Warum ist das so? Kann/soll man das ändern? Wenn ja, wie?

Das rechte Wählerpotenzial befürwortet in seiner übergroßen Mehrheit keine ausgesprochene Nazi- oder Nazi-ähnliche Politik. Aber es fühlt sich durch die NS-Affinität mancher Gedanken und Personen in der FPÖ nicht besonders abgestoßen. Der Wähler von Rechtsaußenparteien nimmt damit demokratiepolitisch bedenkliche Entwicklungen und Maßnahmen in Kauf.

Der sozioökonomische Hintergrund, vor dem sich das seit mindestens 20 Jahren abspielt, lautet:Abstiegsängste bei den Älteren, Zukunftsängste bei den Jungen. Den traditionellen Parteien trauen da beide nichts (mehr) zu. Der steirische Landeshauptmann Voves sagte: "Wir erreichen die Arbeiter in den Industriegebieten nicht mehr." Im Wiener Gemeindebau konnte Strache mit seinem (Kickls) Spruch punkten: "Willst du eine Wohnung haben, musst du Kopftuch tragen."

Beschwichtigungspolitik bringt da nichts. Der Ansatzpunkt muss wohl bei den konkreten Abstiegs-und Zukunftsängsten der Rechtswähler liegen. In der Zuwanderungsfrage ist der erste Schritt, das Problem überhaupt zur Kenntnis zu nehmen. Das ist erst seit wenigen Jahren der Fall, aber immerhin. Der entscheidende Punkt ist eine Kraftanstrengung, um die Tatsache zu bekämpfen, dass so viele Zuwandererkinder nicht sozial aufsteigen, sondern sogar zurückfallen. Denn unsere Jugend besteht zu einem hohen Prozentsatz aus Zuwandererkindern.

Zweitens muss (wieder) Wirtschaftspolitik betrieben werden. Die SPÖ-ÖVP-Regierung hat die Finanzkrise ganz gut gemanagt. Aber der Rest war Stillstand, Arbeitsverweigerung, Zurückweichen vor der eigenen Kernklientel. Das Rezept heißt nicht staatliche Steuerungspolitik nach retrolinkem Muster, sondern die Schaffung von günstigen Rahmenbedingungen. Der schwerindustrielle Großkonzern ebenso wie der im Kreativbereich tätige Einpersonenunternehmer lechzen danach. Die alarmierendste Äußerung fiel kürzlich in einem Karriere-STANDARD-Interview mit Voest-Chef Wolfgang Eder: Hochqualifizierte wandern ab oder kommen erst gar nicht, weil die Bedingungen nicht stimmen. Es gibt ein Bündel von Maßnahmen, das Experten und Thinktanks erarbeitet haben. Da hätten auch gewisse Steuererhöhungen Platz, aber eben nur in einem Gesamtkonzept.

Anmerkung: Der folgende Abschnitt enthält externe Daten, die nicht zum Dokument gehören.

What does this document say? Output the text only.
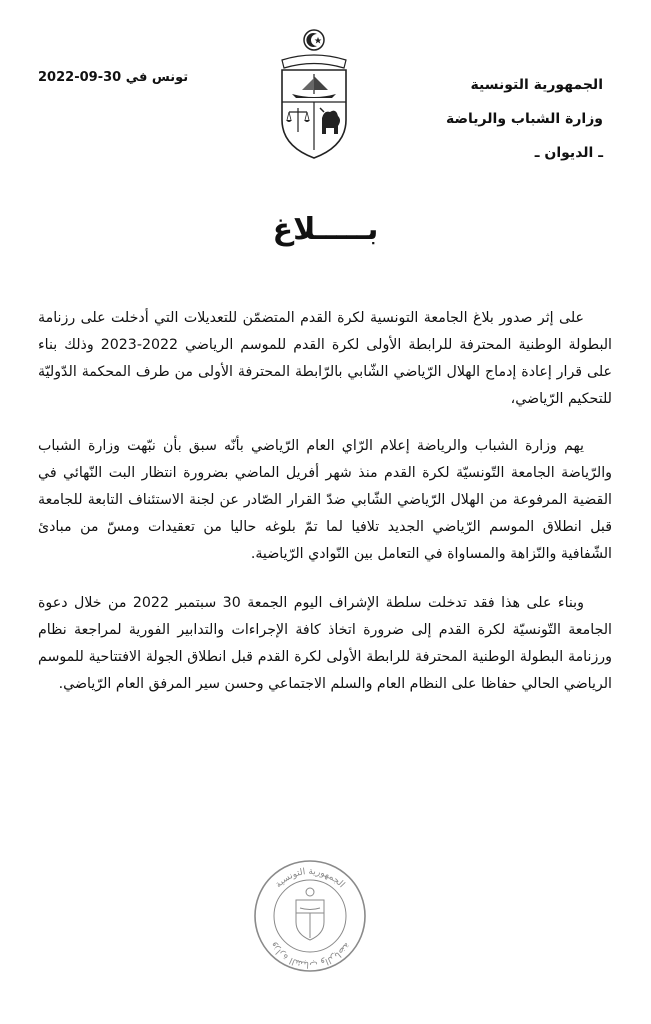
الجمهورية التونسية
وزارة الشباب والرياضة
ـ الديوان ـ
تونس في 30-09-2022
بـــــلاغ

على إثر صدور بلاغ الجامعة التونسية لكرة القدم المتضمّن للتعديلات التي أدخلت على رزنامة البطولة الوطنية المحترفة للرابطة الأولى لكرة القدم للموسم الرياضي 2022-2023 وذلك بناء على قرار إعادة إدماج الهلال الرّياضي الشّابي بالرّابطة المحترفة الأولى من طرف المحكمة الدّوليّة للتحكيم الرّياضي،

يهم وزارة الشباب والرياضة إعلام الرّاي العام الرّياضي بأنّه سبق بأن نبّهت وزارة الشباب والرّياضة الجامعة التّونسيّة لكرة القدم منذ شهر أفريل الماضي بضرورة انتظار البت النّهائي في القضية المرفوعة من الهلال الرّياضي الشّابي ضدّ القرار الصّادر عن لجنة الاستئناف التابعة للجامعة قبل انطلاق الموسم الرّياضي الجديد تلافيا لما تمّ بلوغه حاليا من تعقيدات ومسّ من مبادئ الشّفافية والنّزاهة والمساواة في التعامل بين النّوادي الرّياضية.

وبناء على هذا فقد تدخلت سلطة الإشراف اليوم الجمعة 30 سبتمبر 2022 من خلال دعوة الجامعة التّونسيّة لكرة القدم إلى ضرورة اتخاذ كافة الإجراءات والتدابير الفورية لمراجعة نظام ورزنامة البطولة الوطنية المحترفة للرابطة الأولى لكرة القدم قبل انطلاق الجولة الافتتاحية للموسم الرياضي الحالي حفاظا على النظام العام والسلم الاجتماعي وحسن سير المرفق العام الرّياضي.

الجمهورية التونسية
وزارة الشباب والرياضة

Die Traditionsparteien werden nie wieder die alte Größe erreichen. Aber die meisten Wähler sind von rechtsaußen in den demokratieverträglichen Bereich zurückzuholen. Eine weitere Radikalisierung kann verhindert werden. Es muss nur wieder erkennbare Politik gemacht werden. (Hans Rauscher, DER STANDARD, 2.10.2013)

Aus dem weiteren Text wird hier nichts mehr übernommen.